Globally, the situation is very different. More than 200 nations and territories now have the disease in their populations. By 27 February 2020, there were more new daily cases outside China than inside. Among the countries with high patient count were South Korea (cases linked to the Shincheonji Church of Jesus in Daegu), Italy (northern regions of Lombardy and Veneto), Japan and Iran (epicentre in Qom). By March, countries in Europe (especially Italy and Spain) and the US (including Hawaii) had cases. Italy took the drastic step of locking down 16 million of its population up north (in comparison, the lockdown of Hubei with Wuhan as its epicentre involved 11 million people) on 8 March and New York declared a state of emergency on the same day. In the US, Washington and New York State have had the most cases and deaths. Both in the US and in Spain, the numbers have surpassed those in China. The outbreak has now killed more than 82,000 people and infected 1.43 million worldwide.

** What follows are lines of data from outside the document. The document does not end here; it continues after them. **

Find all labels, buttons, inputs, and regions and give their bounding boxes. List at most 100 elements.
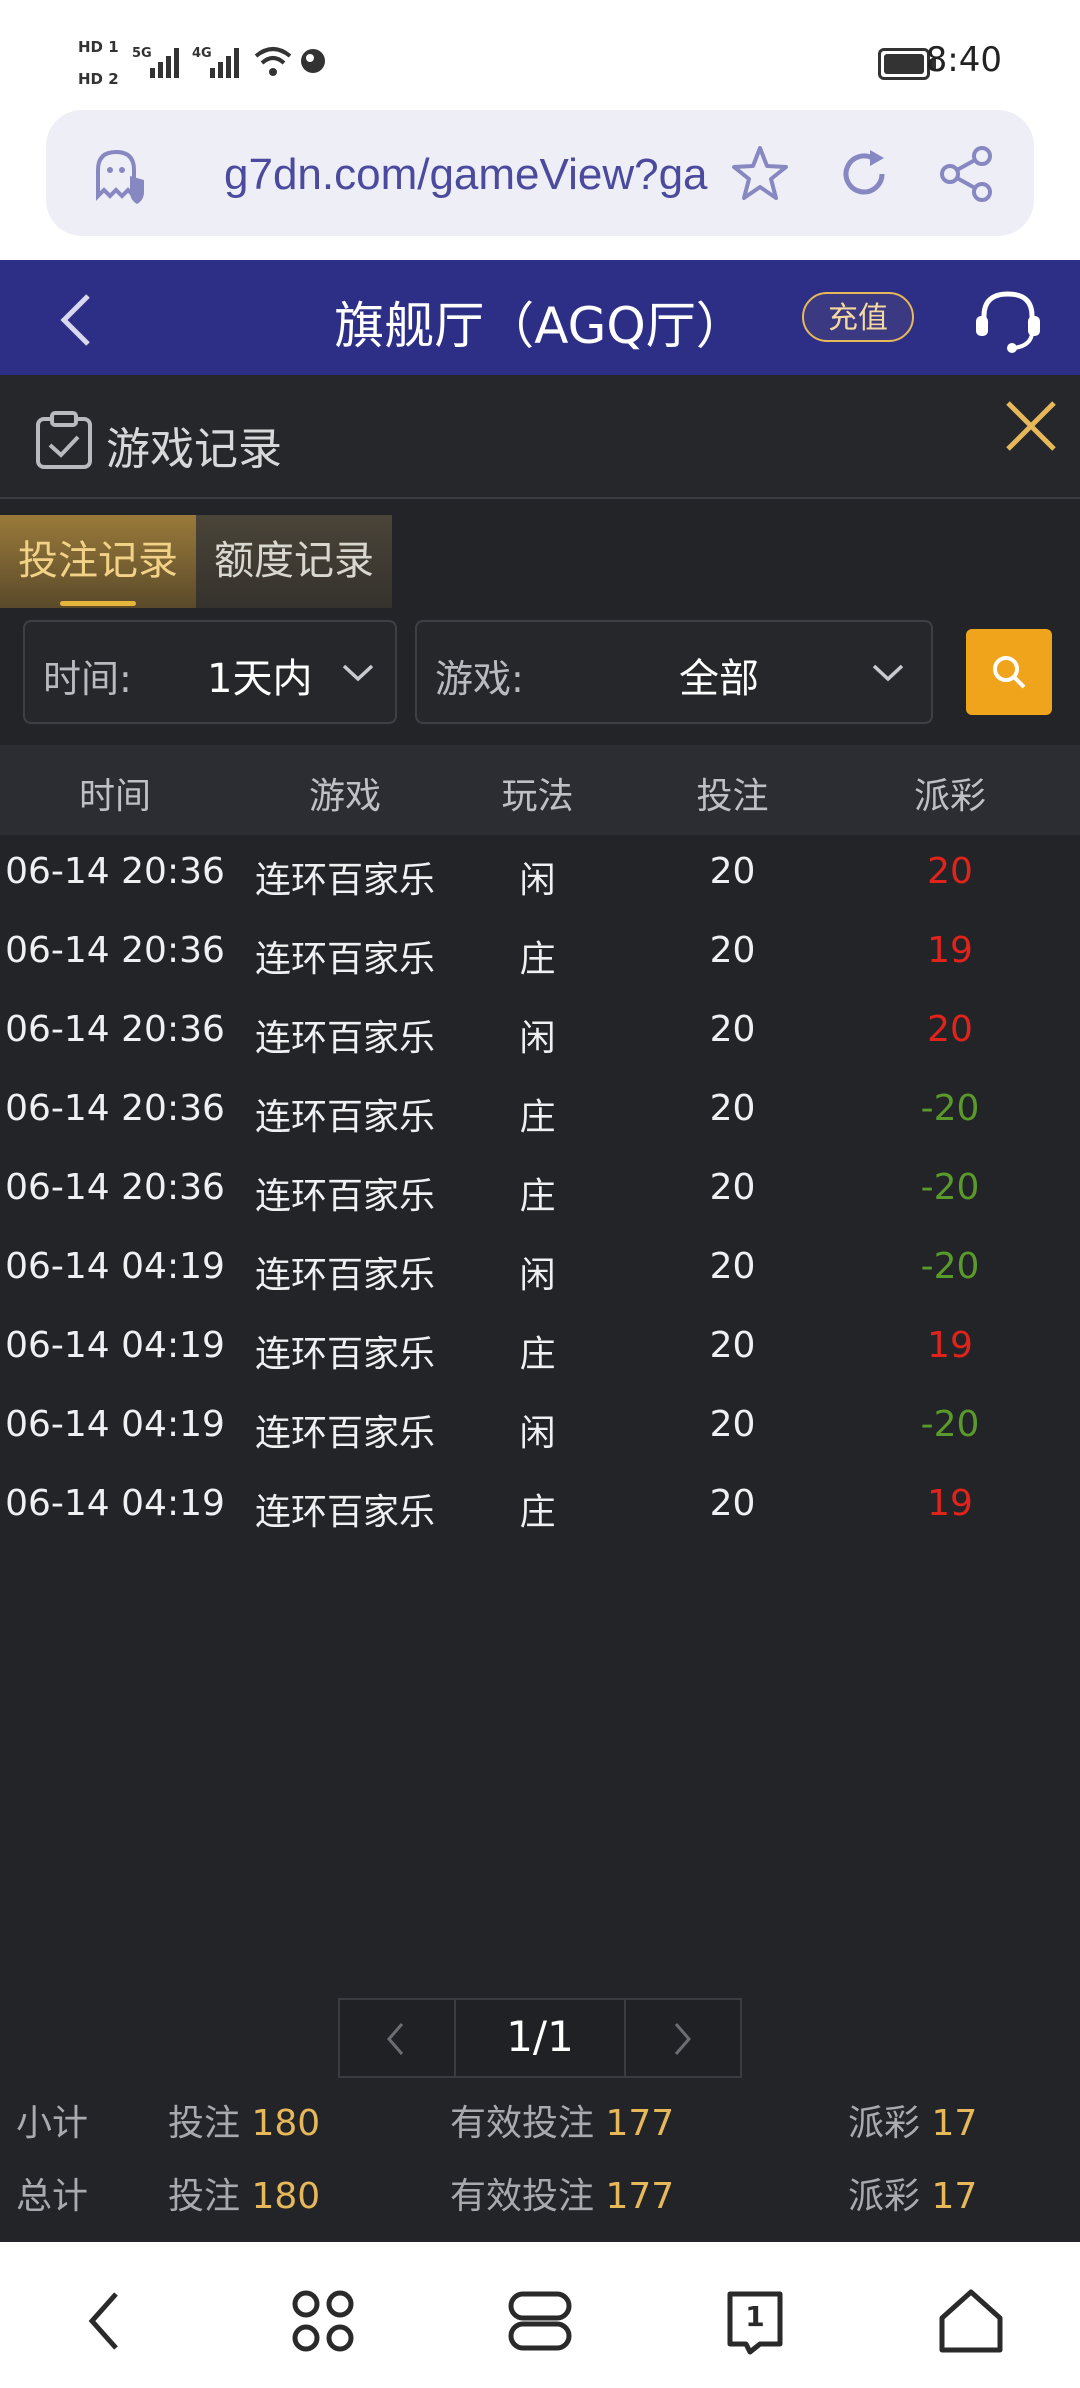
row-play: 闲 xyxy=(519,1413,556,1454)
subtotal-valid-label: 有效投注 xyxy=(450,2103,595,2144)
column-header-time: 时间 xyxy=(78,776,151,817)
row-play: 庄 xyxy=(519,1097,556,1138)
game-filter-select[interactable]: 游戏: 全部 xyxy=(415,620,933,724)
tab-count-button[interactable]: 1 xyxy=(720,2286,790,2356)
page-indicator: 1/1 xyxy=(506,2012,574,2061)
row-time: 06-14 20:36 xyxy=(5,851,225,892)
row-time: 06-14 20:36 xyxy=(5,1009,225,1050)
total-bet-label: 投注 xyxy=(168,2176,241,2217)
row-time: 06-14 20:36 xyxy=(5,930,225,971)
signal-icon xyxy=(150,48,179,78)
table-row: 06-14 20:36 连环百家乐 庄 20 -20 xyxy=(0,1072,1080,1151)
refresh-icon[interactable] xyxy=(834,144,894,204)
tab-credit-records[interactable]: 额度记录 xyxy=(196,515,392,608)
row-payout: -20 xyxy=(920,1088,980,1129)
tab-bet-records[interactable]: 投注记录 xyxy=(0,515,196,608)
clipboard-check-icon xyxy=(36,411,92,469)
address-bar[interactable]: g7dn.com/gameView?ga xyxy=(46,110,1034,236)
row-bet: 20 xyxy=(709,1404,756,1445)
close-icon[interactable] xyxy=(1002,397,1060,455)
panel-title: 游戏记录 xyxy=(106,424,282,475)
table-row: 06-14 20:36 连环百家乐 庄 20 -20 xyxy=(0,1151,1080,1230)
status-bar: HD 1 HD 2 5G 4G 8:40 xyxy=(0,0,1080,110)
row-play: 庄 xyxy=(519,1492,556,1533)
tabs-icon[interactable] xyxy=(505,2286,575,2356)
total-row: 总计 投注 180 有效投注 177 派彩 17 xyxy=(0,2155,1080,2225)
table-row: 06-14 04:19 连环百家乐 庄 20 19 xyxy=(0,1467,1080,1546)
table-row: 06-14 20:36 连环百家乐 庄 20 19 xyxy=(0,914,1080,993)
subtotal-payout-label: 派彩 xyxy=(848,2103,921,2144)
row-bet: 20 xyxy=(709,1009,756,1050)
row-play: 庄 xyxy=(519,1176,556,1217)
clock: 8:40 xyxy=(925,40,1002,80)
net1-label: 5G xyxy=(132,46,152,61)
subtotal-label: 小计 xyxy=(16,2103,89,2144)
row-bet: 20 xyxy=(709,1325,756,1366)
time-filter-label: 时间: xyxy=(43,657,132,701)
subtotal-valid-value: 177 xyxy=(605,2103,675,2144)
column-header-play: 玩法 xyxy=(501,776,574,817)
total-bet-value: 180 xyxy=(251,2176,321,2217)
site-shield-icon[interactable] xyxy=(88,146,152,206)
panel-header: 游戏记录 xyxy=(0,375,1080,499)
subtotal-row: 小计 投注 180 有效投注 177 派彩 17 xyxy=(0,2082,1080,2152)
row-play: 闲 xyxy=(519,1255,556,1296)
time-filter-select[interactable]: 时间: 1天内 xyxy=(23,620,397,724)
row-payout: 20 xyxy=(927,851,973,892)
row-payout: 19 xyxy=(927,930,973,971)
prev-page-button[interactable] xyxy=(340,2000,456,2076)
total-label: 总计 xyxy=(16,2176,89,2217)
chevron-down-icon xyxy=(872,664,904,682)
row-payout: 19 xyxy=(927,1483,973,1524)
share-icon[interactable] xyxy=(936,144,996,204)
row-game: 连环百家乐 xyxy=(254,1097,435,1138)
pagination: 1/1 xyxy=(338,1998,742,2078)
total-valid-value: 177 xyxy=(605,2176,675,2217)
game-filter-value: 全部 xyxy=(679,656,759,702)
row-game: 连环百家乐 xyxy=(254,939,435,980)
row-time: 06-14 04:19 xyxy=(5,1483,225,1524)
column-header-game: 游戏 xyxy=(308,776,381,817)
next-page-button[interactable] xyxy=(624,2000,740,2076)
row-game: 连环百家乐 xyxy=(254,1492,435,1533)
browser-toolbar: g7dn.com/gameView?ga xyxy=(0,110,1080,260)
tab-count: 1 xyxy=(745,2300,765,2333)
row-play: 闲 xyxy=(519,860,556,901)
star-icon[interactable] xyxy=(730,144,790,204)
row-play: 闲 xyxy=(519,1018,556,1059)
row-game: 连环百家乐 xyxy=(254,1255,435,1296)
sim1-label: HD 1 xyxy=(78,38,119,56)
back-icon[interactable] xyxy=(72,2286,142,2356)
browser-bottom-nav: 1 xyxy=(0,2242,1080,2388)
total-payout-value: 17 xyxy=(931,2176,978,2217)
row-payout: -20 xyxy=(920,1246,980,1287)
column-header-payout: 派彩 xyxy=(913,776,986,817)
subtotal-payout-value: 17 xyxy=(931,2103,978,2144)
row-time: 06-14 04:19 xyxy=(5,1325,225,1366)
row-game: 连环百家乐 xyxy=(254,860,435,901)
row-bet: 20 xyxy=(709,1167,756,1208)
search-button[interactable] xyxy=(966,629,1052,715)
time-filter-value: 1天内 xyxy=(207,656,313,702)
subtotal-bet-label: 投注 xyxy=(168,2103,241,2144)
sim2-label: HD 2 xyxy=(78,70,119,88)
wifi-icon xyxy=(254,47,292,76)
row-bet: 20 xyxy=(709,1246,756,1287)
app-header: 旗舰厅（AGQ厅） 充值 xyxy=(0,260,1080,375)
battery-icon xyxy=(878,48,936,80)
recharge-button[interactable]: 充值 xyxy=(802,292,914,342)
home-icon[interactable] xyxy=(936,2286,1006,2356)
net2-label: 4G xyxy=(192,46,212,61)
row-game: 连环百家乐 xyxy=(254,1176,435,1217)
table-row: 06-14 04:19 连环百家乐 闲 20 -20 xyxy=(0,1388,1080,1467)
row-payout: -20 xyxy=(920,1404,980,1445)
url-text[interactable]: g7dn.com/gameView?ga xyxy=(224,150,708,200)
subtotal-bet-value: 180 xyxy=(251,2103,321,2144)
customer-service-icon[interactable] xyxy=(970,282,1046,358)
apps-icon[interactable] xyxy=(288,2286,358,2356)
row-payout: 19 xyxy=(927,1325,973,1366)
total-valid-label: 有效投注 xyxy=(450,2176,595,2217)
row-game: 连环百家乐 xyxy=(254,1018,435,1059)
chevron-left-icon xyxy=(387,2023,404,2055)
table-row: 06-14 20:36 连环百家乐 闲 20 20 xyxy=(0,835,1080,914)
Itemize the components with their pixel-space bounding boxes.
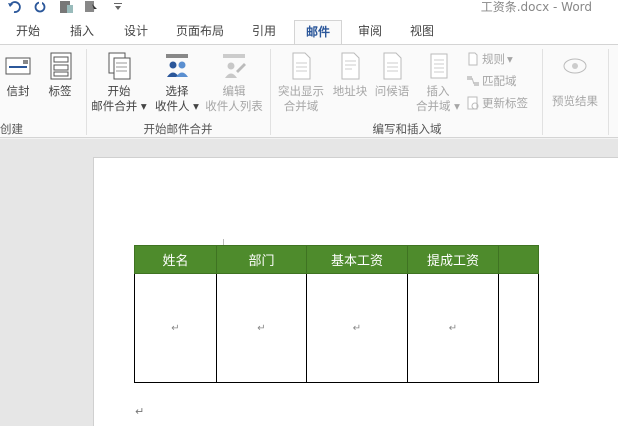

The other unusual scenario compared to the SARS outbreak was the COVID-19 cases onboard huge cruise ships with nowhere to dock as no country wanted them. The Diamond Princess was quarantined off Yokohama in Japan, and the Grand Princess was parked outside San Francisco (with 21 people infected), until it was allowed to dock at Oakland. In each ship, there were more than 3,500 passengers onboard, confined to their cabins (the inner cabins have no windows or balconies). As they took ill, they were taken to land.

How Singapore is faring

Before the end of February, the new viral disease was renamed COVID-19 (from 2019-nCoV). By 8 March, there were over 1,400 cases with six deaths and 29 in intensive care. There were more than 32 clusters of cases with the latest at an old age home and in workers' dormitories. It was only in recent weeks that the number of daily new cases started to rise with some days registering over 100 new cases. Hence on Tuesday, 8 April, stringent measures were enforced as part of a circuit breaker strategy to limit the community spread of the virus. Parliament had approved extra budgets amounting to $60 billion to support lives and livelihoods, and to save jobs.

All said, Singapore is well prepared to overcome this global viral outbreak. Come summer time, it is likely the virus will be less prevalent. Whether it will surface again is anybody's guess. The economic cost of this pandemic will be huge. Not only is tourism badly affected, but factories producing essential goods and supplies, especially in China, have shut down for close to two months. The world's stockpile of critical medical equipment is running low.

Optimism and hope should not be abandoned however. China seems to be overcoming the viral onslaught after some three months (counting from December 2019). The rest of the world will learn lessons from what China did right. One possible likely future scenario is that this virus becomes just like the seasonal flu.

Information is accurate as at time of print.


Chee Yam Cheng is a pioneer doctor, past editor of the Singapore Medical Journal, and a SARS article contributor to SMA News in 2003. He is a senior advisor in the National Healthcare Group.